Btw, you don't have to work out how many rows were returned and build a for loop to iterate through them. You can do what I showed and use a while loop. It will stop when it can no longer assign a returned row to the $row variable because it has reached the end. It's up to you though, your way is still perfectly valid.OK so now I have made those changes....
Nothing prints in the field and the error message that comes up is that the user was not found or the password is incorrect... I know the user is there and I know the password is correct so now what???Do you have a database field called Test? Because that's what you are asking it to print.
My guess is that:
echo $row['test'];
should read something like:
echo $row['user'];
echo $row['password'];
or whatever the field names are that you are trying to display the contents of. If you want a quick dump of everything in each record then use:
print_r($row);
instead of the echo statementsOK it turns out that for some reason the password is not being understood..... When I put the password into the database I used md5 encryption and I am using md5 encryption to take it out..... am I doing something wrong?????ok I fixed that problem....
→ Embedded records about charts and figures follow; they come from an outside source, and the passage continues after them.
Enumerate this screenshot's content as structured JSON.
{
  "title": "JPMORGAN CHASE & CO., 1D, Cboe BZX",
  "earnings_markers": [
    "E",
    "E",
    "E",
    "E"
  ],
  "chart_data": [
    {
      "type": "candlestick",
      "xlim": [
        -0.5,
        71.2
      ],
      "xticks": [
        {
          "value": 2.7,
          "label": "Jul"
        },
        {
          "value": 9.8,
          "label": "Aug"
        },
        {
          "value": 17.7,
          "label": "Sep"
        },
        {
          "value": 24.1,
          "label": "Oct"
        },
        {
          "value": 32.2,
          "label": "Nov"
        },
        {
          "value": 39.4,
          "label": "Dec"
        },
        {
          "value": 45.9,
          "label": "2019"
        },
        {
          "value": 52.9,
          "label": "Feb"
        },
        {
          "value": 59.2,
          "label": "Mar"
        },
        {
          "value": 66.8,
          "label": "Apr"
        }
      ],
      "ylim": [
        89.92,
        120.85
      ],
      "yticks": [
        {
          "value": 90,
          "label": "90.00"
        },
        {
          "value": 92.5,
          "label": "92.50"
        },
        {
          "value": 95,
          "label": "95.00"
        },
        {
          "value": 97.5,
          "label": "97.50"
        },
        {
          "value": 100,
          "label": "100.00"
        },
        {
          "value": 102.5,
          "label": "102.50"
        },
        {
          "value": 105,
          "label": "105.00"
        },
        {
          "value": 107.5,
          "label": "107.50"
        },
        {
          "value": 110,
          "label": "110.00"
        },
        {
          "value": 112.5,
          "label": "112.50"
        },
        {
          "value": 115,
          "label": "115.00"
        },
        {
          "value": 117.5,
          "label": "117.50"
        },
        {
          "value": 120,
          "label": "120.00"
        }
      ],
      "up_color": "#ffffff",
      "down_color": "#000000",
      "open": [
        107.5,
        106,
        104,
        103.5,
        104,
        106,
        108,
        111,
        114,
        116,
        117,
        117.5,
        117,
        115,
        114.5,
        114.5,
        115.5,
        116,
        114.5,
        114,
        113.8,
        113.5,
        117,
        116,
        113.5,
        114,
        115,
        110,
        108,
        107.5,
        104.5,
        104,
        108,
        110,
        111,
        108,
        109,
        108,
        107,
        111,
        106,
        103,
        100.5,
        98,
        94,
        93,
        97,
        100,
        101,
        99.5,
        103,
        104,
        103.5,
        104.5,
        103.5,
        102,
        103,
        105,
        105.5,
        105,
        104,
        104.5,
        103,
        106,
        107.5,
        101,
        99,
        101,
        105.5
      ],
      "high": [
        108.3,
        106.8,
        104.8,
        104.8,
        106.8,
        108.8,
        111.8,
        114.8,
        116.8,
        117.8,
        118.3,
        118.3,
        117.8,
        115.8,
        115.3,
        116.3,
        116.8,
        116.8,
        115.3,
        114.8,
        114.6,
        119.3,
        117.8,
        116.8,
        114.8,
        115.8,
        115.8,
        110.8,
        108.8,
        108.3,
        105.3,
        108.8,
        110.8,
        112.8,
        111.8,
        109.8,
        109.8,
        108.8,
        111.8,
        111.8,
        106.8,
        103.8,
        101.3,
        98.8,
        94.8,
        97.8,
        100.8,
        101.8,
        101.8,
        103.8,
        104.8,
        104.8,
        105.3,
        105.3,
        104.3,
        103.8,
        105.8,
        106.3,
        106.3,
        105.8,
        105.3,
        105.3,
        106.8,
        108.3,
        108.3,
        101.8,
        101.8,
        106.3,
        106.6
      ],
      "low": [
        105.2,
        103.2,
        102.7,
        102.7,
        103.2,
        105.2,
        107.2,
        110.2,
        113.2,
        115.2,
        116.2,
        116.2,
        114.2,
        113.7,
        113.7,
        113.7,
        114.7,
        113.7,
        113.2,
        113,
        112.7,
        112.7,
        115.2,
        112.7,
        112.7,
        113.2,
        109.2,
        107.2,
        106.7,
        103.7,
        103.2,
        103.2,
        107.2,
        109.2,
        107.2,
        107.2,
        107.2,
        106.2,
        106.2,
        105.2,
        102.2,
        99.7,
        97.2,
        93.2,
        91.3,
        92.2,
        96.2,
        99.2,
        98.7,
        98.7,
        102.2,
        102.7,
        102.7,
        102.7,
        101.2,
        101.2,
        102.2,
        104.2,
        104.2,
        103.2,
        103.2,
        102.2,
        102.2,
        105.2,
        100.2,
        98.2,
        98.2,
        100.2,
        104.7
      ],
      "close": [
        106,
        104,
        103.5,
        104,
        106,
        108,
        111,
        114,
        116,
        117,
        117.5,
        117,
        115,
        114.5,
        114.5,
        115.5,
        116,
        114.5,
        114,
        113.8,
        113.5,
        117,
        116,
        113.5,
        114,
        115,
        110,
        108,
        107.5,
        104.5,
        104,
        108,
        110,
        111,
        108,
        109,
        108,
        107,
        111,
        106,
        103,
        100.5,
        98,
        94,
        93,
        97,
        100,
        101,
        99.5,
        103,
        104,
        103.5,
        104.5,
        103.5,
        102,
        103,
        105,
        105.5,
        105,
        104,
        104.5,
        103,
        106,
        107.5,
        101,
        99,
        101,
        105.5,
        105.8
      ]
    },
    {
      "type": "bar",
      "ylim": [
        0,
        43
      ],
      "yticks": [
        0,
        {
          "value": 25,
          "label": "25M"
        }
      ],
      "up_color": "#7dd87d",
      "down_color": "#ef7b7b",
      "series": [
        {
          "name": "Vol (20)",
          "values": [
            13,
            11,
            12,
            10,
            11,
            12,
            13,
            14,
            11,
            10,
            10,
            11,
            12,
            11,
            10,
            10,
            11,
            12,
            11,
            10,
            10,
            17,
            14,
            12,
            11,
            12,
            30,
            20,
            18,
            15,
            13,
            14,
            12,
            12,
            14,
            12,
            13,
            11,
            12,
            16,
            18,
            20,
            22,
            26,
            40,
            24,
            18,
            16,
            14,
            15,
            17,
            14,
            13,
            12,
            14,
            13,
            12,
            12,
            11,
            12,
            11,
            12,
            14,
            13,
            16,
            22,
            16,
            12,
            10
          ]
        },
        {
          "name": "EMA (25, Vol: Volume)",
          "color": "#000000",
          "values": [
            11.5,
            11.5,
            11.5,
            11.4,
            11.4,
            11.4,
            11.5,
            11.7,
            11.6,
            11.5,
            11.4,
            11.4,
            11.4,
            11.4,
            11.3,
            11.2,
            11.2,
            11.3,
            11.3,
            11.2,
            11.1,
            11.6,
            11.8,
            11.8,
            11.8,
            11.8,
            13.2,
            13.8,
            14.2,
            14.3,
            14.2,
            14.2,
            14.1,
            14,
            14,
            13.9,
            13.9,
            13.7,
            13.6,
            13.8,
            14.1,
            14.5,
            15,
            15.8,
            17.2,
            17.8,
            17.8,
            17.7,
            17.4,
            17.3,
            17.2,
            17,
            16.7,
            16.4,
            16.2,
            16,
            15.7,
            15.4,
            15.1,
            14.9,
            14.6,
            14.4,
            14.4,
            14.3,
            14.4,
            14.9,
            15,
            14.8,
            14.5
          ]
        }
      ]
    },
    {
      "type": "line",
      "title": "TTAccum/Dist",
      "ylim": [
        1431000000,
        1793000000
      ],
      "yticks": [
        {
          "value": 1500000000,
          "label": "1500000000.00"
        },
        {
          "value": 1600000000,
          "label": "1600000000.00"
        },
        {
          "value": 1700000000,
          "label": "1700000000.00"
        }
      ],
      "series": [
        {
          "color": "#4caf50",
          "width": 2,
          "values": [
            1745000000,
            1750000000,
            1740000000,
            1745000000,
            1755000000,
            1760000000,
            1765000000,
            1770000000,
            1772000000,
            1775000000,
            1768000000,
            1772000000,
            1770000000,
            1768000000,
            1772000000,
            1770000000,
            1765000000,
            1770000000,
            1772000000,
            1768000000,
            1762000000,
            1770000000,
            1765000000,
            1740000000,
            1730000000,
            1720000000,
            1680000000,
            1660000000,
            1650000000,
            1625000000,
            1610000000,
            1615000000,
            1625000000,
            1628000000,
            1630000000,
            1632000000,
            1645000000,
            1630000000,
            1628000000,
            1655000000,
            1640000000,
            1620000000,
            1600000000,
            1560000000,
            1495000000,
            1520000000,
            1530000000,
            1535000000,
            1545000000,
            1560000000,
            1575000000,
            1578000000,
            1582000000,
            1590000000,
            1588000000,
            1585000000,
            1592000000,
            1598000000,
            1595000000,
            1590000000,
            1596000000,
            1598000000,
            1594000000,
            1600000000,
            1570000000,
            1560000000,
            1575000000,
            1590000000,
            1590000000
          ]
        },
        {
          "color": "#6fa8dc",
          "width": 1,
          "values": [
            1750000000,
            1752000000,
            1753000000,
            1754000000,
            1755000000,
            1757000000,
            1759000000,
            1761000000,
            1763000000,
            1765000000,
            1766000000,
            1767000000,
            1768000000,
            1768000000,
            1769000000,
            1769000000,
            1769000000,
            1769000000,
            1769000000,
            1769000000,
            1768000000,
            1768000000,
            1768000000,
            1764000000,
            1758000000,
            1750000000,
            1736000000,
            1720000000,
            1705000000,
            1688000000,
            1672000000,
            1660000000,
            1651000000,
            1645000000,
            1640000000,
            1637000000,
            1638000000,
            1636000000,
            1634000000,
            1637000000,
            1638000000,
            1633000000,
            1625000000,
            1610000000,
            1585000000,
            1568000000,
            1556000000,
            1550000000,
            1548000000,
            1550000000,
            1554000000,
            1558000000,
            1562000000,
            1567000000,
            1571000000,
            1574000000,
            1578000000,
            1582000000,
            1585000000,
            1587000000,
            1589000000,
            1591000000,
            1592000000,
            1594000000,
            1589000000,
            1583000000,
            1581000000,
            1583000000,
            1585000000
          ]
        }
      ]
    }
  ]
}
But now I am having header trouble.....
Here are the errors I am getting.....
Warning: Cannot modify header information - headers already sent by (output started at /Library/WebServer/Documents/iguananet.com/funcs/login_funcs.php:5) in /Library/WebServer/Documents/iguananet.com/funcs/login_funcs.php on line 135
Warning: Cannot modify header information - headers already sent by (output started at /Library/WebServer/Documents/iguananet.com/funcs/login_funcs.php:5) in /Library/WebServer/Documents/iguananet.com/funcs/login_funcs.php on line 137
Warning: Cannot modify header information - headers already sent by (output started at /Library/WebServer/Documents/iguananet.com/funcs/login_funcs.php:5) in /Library/WebServer/Documents/iguananet.com/login.php on line 28Here is the script:
function user_logout() {
setcookie('user_name', '', (time()+2592000), '/', '', 0);
setcookie('id_hash', '', (time()+2592000), '/', '', 0);
}
function user_set_tokens($user_name_in) {
global $supersecret_hash_padding;
if (!$user_name_in) {
$feedback = 'ERROR--No username';
return false;
}
$user_name = strtolower($user_name_in);
$id_hash = md5($user_name.$supersecret_hash_padding);
//Line 135 is below
setcookie('user_name', $user_name, time() + (60 * 60 * 24), '/', '', 0);
//Line 137 is below
setcookie('id_hash', $id_hash, time() + (60 * 60 * 24), '/', '', 0);
}You cannot set cookies if anything has been output to the browswer already. In other words if you have already executed a print, echo, printf, or any other output statement then you cannot set cookies. Even blank lines at the top of the HTML document can cause this error.
Make sure you set your cookies first and then do any echo or printing after (or buffer the page and send it in one go using the php's ob* functions)Ok then telll me why the same script would work on another server????? Cause it works on one server but on the server it is supposed to be on it gives me the header error saying that i cnat modify headers cause they were already sent.... The server that it does work on is a Linux box and the server it does not work on is an Xserve(Mac).....it may have worked, but it shouldn't.
torrent is right - session and cookie variables must be set before any html output is sent to the client.ok so I am going to zip my scripts and can u guys tell me how they should be cause I am not sure how to set it up so that the cookies go first?????